MOUNT VERNON — City firefighter Kevin Townes, 54, collapsed and died of an apparent heart attack this morning as he prepared to fight a house fire, officials said.
Townes, 54, of Hopewell Junction, was a 25-year member of the department. He leaves his wife, three daughters and a son. The children range from 12 to 24 years old.
Townes collapsed after putting on his gear to battle a basement fire in a single-family house at 124 Lorraine Ave., fire officials said. A fellow firefighter trained as a paramedic revived him briefly at the scene, but he collapsed again and was pronounced dead at Mount Vernon Hospital.
Mayor Clinton Young said: “He wanted to help this community out as a firefighter. It’s a major loss to the community.”
Gregory Lee, a first cousin of Townes’, said: “He was a good father and husband and God-fearing man.”
The fire department received a call about an odor of smoke at the Lorraine Avenue home at 2:43 a.m. Townes was driving the third truck to arrive. Firefighters determined there was a fire and Townes was told to put on his gear and get ready to go in. He put on his gear, then collapsed into bushes outside the home, officials said.

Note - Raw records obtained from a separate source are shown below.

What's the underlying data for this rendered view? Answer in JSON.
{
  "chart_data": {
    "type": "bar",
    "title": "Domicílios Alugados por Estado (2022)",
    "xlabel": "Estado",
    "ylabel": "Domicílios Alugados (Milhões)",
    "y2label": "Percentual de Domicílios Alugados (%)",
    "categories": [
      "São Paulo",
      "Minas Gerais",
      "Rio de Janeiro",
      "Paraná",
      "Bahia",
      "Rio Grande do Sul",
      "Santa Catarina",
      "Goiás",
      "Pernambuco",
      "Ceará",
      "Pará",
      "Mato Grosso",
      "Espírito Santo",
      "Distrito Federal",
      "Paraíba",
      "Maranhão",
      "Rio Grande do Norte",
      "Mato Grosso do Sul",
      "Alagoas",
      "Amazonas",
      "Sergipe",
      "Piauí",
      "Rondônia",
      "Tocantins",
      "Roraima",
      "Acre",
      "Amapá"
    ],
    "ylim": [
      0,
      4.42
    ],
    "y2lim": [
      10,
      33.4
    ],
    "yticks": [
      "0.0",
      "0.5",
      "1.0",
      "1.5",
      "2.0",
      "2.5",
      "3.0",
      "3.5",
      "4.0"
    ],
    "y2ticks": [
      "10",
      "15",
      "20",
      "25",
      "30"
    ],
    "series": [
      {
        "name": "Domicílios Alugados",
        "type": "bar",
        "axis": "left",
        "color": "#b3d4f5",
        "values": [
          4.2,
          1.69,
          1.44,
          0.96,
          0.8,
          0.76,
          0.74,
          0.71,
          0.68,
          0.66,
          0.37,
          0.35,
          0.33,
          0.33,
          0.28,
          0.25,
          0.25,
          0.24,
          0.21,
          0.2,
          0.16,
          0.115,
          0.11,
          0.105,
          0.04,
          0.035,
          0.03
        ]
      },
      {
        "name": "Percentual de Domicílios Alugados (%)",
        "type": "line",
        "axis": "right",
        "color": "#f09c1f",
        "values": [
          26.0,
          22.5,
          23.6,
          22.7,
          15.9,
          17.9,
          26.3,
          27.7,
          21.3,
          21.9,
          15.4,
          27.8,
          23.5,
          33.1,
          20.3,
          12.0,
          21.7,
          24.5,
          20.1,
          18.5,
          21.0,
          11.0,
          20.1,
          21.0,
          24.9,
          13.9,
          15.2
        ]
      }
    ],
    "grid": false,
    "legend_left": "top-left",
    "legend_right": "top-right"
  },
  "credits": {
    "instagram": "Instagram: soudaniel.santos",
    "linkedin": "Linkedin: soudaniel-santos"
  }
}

A firefighter-paramedic shocked his heart twice with a defibrilator. Townes revived and sat up briefly, then collapsed again. An ambulance crew shocked him a third time, but he did not respond. Efforts continued at Mount Vernon Hospital, but Townes was pronounced dead at 4:06 a.m.
Twenty-two firefighters fought the fire, and the blaze was declared under control at 4:04 a.m. There was no immediate word on the cause.
Townes was the first Mount Vernon firefighter to die in the line of duty since Dennis Joseph Mullins Jr. Mullins collapsed of a heart attack Jan. 12, 1994, as he connected a hose from a pumper to a fire hydrant at a fire on West Fifth Street. He never woke up from a coma and died Jan. 18, 1995.
Townes grew up in White Plains, attended White Plains High School and graduated from New Rochelle High School. He played high school football. He spent four years in the Marines, then worked at the General Motors auto-assembly plant in Sleepy Hollow, before joining the fire department.
Townes leaves his wife, Patricia; daughters Jazmine, 24, Blair, 20, and Rebecca, 13; and son Kevin Jr., 12. Townes’ mother, Sylvia Townes, a retired postal worker from Mount Vernon, who had just moved from Mount Vernon to live with Townes’ family.
Family members said he was very close to his son.
“He was always talking about Kevin, little Kevin. Kevin this. Kevn that,” said Lee, his cousin.
Grief counselors were dispatched to Mount Vernon firehouses for any firefighters who felt the need to talk.
Fire Commissioner Noah Lighty said firefighters were “holding up.”
“They’re troupers. At the same time they have heavy hearts,” the commissioner said.
Mayor Young said: “Any loss of a public servant is a loss not just to government but to the city as a whole. This one was pretty deep.”